We Came to Help

This was the Basra Team - with its Iraqi airport management counterparts. We came from diverse backgrounds, from airports and aviation-related businesses across America and beyond. Each came for his/her own reasons, but all were united by a common...


This was the Basra Team - with its Iraqi airport management counterparts. We came from diverse backgrounds, from airports and aviation-related businesses across America and beyond. Each came for his/her own reasons, but all were united by a common desire to make a difference in a country most of us knew very little about.

It was the latter half of 2003. An end to major hostilities had been announced and a disparate group of aviation pros was being assembled in order to get Iraq’s airports open to commercial traffic. Our team, led by former Olympia (WA) Airport director Doug Sandau, was tasked with breathing life back into the Basra Airport, located in Southern Iraq near the Kuwait border. It was a daunting challenge.

Working under the most austere conditions, we were tasked with bringing the airport back to life after decades of conflict, neglect, and international sanctions. Our initial reaction: Basra was in surprisingly better condition than expected.

While the airport had sustained some damage, much of it remained in relatively good condition. A 13,120-ft. concrete runway, taxiways, and ramp were in very good condition. The passenger terminal, exquisite in design with beautiful marble flooring and Middle Eastern architecture, seemed stuck in time, its old-style mechanical FIDS system announcing the arrival of flights from more than a decade ago. The passenger terminal was of two-level linear design — one end of the building for international, the other for domestic.

Years of neglect and sanctions had left the airport’s basic services in abysmal shape. Non-functioning water and sewage treatment facilities made living and working there more difficult. Airfield lighting vaults, along with many other critical systems, had been heavily cannibalized to keep them working due to a scarcity of spare parts.

Like a scene out of a Middle Eastern version of the TV show M*A*S*H, we lived and ate in temporary facilities. The heat was intense and the Iraqi insects relentless. The perpetually burning gas wells surrounding the airport made one pine for strict environmental protection regulations back home.

History

Basra is the largest city in southern Iraq, situated on the west bank of Shatt Al-Arab, 55 km from the Arabian Gulf and 545 km from Baghdad. Built by a German consortium of Straubag Bau AG, Bilfiger Berger and Universale in the 1980s, Basra Airport had been designed to accommodate three million passengers annually. But even in its heyday, the airport saw only a small fraction of that. Basra Airport encompasses approximately 2,300 hectares (5,687 acres) and is fully enclosed by a 27-km chain link security fence topped with three strands of barbed wire.
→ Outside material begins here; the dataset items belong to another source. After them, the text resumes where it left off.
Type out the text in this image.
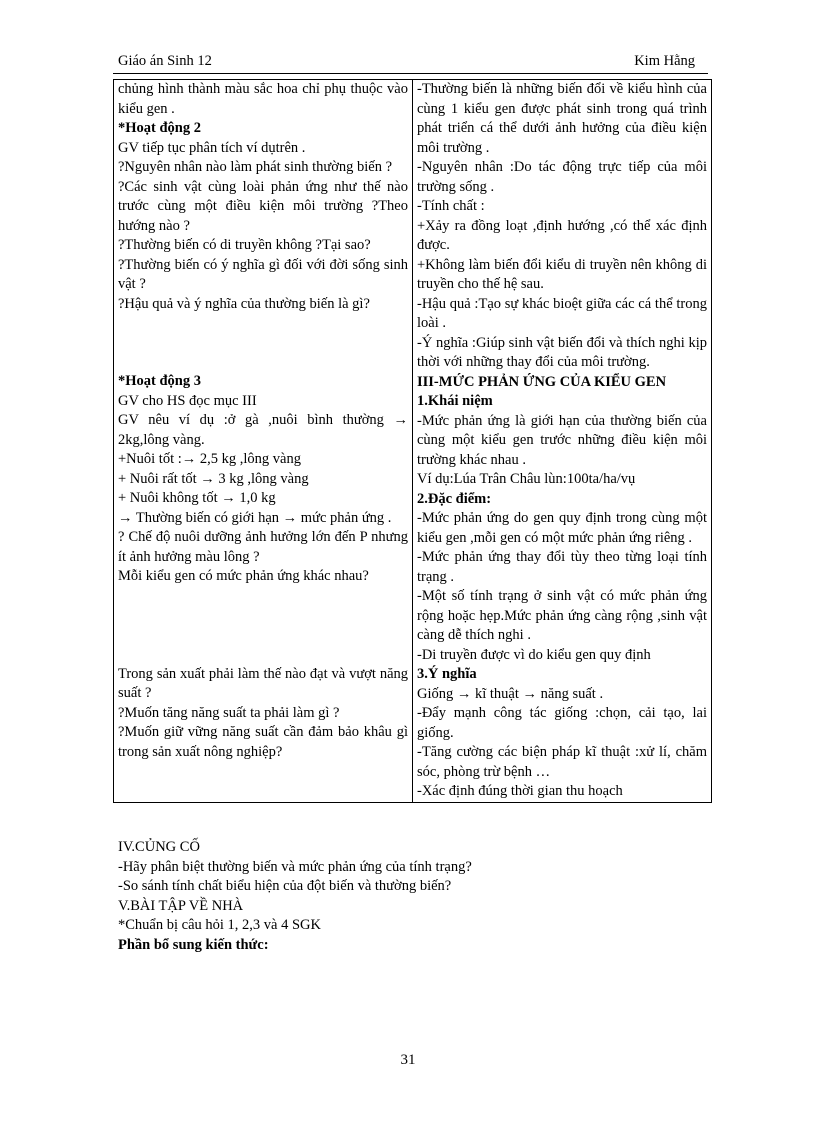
Giáo án Sinh 12	Kim Hằng

chủng hình thành màu sắc hoa chỉ phụ thuộc vào kiểu gen .

*Hoạt động 2

GV tiếp tục phân tích ví dụtrên .

?Nguyên nhân nào làm phát sinh thường biến ?

?Các sinh vật cùng loài phản ứng như thế nào trước cùng một điều kiện môi trường ?Theo hướng nào ?

?Thường biến có di truyền không ?Tại sao?

?Thường biến có ý nghĩa gì đối với đời sống sinh vật ?

?Hậu quả và ý nghĩa của thường biến là gì?

*Hoạt động 3

GV cho HS đọc mục III

GV nêu ví dụ :ở gà ,nuôi bình thường → 2kg,lông vàng.

+Nuôi tốt :→ 2,5 kg ,lông vàng

+ Nuôi rất tốt → 3 kg ,lông vàng

+ Nuôi không tốt → 1,0 kg

→ Thường biến có giới hạn → mức phản ứng .

? Chế độ nuôi dưỡng ảnh hưởng lớn đến P nhưng ít ảnh hưởng màu lông ?

Mỗi kiểu gen có mức phản ứng khác nhau?

Trong sản xuất phải làm thế nào đạt và vượt năng suất ?

?Muốn tăng năng suất ta phải làm gì ?

?Muốn giữ vững năng suất cần đảm bảo khâu gì trong sản xuất nông nghiệp?

-Thường biến là những biến đổi về kiểu hình của cùng 1 kiểu gen được phát sinh trong quá trình phát triển cá thể dưới ảnh hưởng của điều kiện môi trường .

-Nguyên nhân :Do tác động trực tiếp của môi trường sống .

-Tính chất :

+Xảy ra đồng loạt ,định hướng ,có thể xác định được.

+Không làm biến đổi kiểu di truyền nên không di truyền cho thế hệ sau.

-Hậu quả :Tạo sự khác bioệt giữa các cá thể trong loài .

-Ý nghĩa :Giúp sinh vật biến đổi và thích nghi kịp thời với những thay đổi của môi trường.

III-MỨC PHẢN ỨNG CỦA KIỂU GEN

1.Khái niệm

-Mức phản ứng là giới hạn của thường biến của cùng một kiểu gen trước những điều kiện môi trường khác nhau .

Ví dụ:Lúa Trân Châu lùn:100ta/ha/vụ

2.Đặc điểm:

-Mức phản ứng do gen quy định trong cùng một kiểu gen ,mỗi gen có một mức phản ứng riêng .

-Mức phản ứng thay đổi tùy theo từng loại tính trạng .

-Một số tính trạng ở sinh vật có mức phản ứng rộng hoặc hẹp.Mức phản ứng càng rộng ,sinh vật càng dễ thích nghi .

-Di truyền được vì do kiểu gen quy định

3.Ý nghĩa

Giống → kĩ thuật → năng suất .

-Đẩy mạnh công tác giống :chọn, cải tạo, lai giống.

-Tăng cường các biện pháp kĩ thuật :xử lí, chăm sóc, phòng trừ bệnh …

-Xác định đúng thời gian thu hoạch

IV.CỦNG CỐ

-Hãy phân biệt thường biến và mức phản ứng của tính trạng?

-So sánh tính chất biểu hiện của đột biến và thường biến?

V.BÀI TẬP VỀ NHÀ

*Chuẩn bị câu hỏi 1, 2,3 và 4 SGK

Phần bổ sung kiến thức:

31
Long underutilized, Basra Airport suffered for years from inadequate funding, maintenance, and staff training. Virtually cut off from the rest of the world for well over a decade, the airport fell further and further behind in its compliance with international standards. No one from the airport staff had attended any form of training in over a decade. Basra had no aerodrome manual, no security program, and no master plan. There was no business plan, no marketing, concession, or air service development program in place.
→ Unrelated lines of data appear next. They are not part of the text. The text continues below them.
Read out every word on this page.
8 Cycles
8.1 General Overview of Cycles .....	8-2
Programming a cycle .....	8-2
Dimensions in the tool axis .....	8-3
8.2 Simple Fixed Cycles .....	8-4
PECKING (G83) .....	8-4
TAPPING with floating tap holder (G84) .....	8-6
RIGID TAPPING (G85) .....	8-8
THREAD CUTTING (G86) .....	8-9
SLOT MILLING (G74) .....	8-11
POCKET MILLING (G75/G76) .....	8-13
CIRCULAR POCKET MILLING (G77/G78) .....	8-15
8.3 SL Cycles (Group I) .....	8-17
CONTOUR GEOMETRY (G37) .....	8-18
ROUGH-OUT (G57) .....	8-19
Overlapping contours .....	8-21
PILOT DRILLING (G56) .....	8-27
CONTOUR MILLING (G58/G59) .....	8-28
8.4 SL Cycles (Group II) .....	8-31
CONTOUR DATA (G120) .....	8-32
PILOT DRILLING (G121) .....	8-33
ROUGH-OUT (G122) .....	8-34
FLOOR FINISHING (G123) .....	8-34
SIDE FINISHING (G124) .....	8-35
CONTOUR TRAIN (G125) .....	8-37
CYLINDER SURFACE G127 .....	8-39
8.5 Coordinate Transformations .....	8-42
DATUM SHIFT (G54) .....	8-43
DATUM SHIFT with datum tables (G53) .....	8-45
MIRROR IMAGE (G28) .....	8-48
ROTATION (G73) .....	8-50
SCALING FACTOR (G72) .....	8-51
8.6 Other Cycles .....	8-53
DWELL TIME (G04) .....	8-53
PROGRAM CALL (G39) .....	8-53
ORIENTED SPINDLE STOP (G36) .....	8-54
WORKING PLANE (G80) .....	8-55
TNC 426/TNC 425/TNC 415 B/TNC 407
Local airport directors, in addition to managing their airports under the most difficult circumstances, were also charged with overseeing air traffic control and meteorology departments. For much of the ‘90s, airport “management” at Basra consisted largely of trying to maintain critical systems with insufficient spare parts, watering the plants, and sweeping the floors. Problems at the local level were made worse by a lack of guidance from the top. Iraq’s civil aviation authority, the General Establishment for Civil Aviation (GECA), essentially ceased to exist after the 2003 war; Iraq’s membership in ICAO had lapsed years earlier. These were particularly difficult obstacles to overcome because Iraq’s civil aviation system had a very rigid, top-down structure. The GECA-approved local concession agreements controlled local staff hiring and salaries and exercised near complete control over airport development and budgets.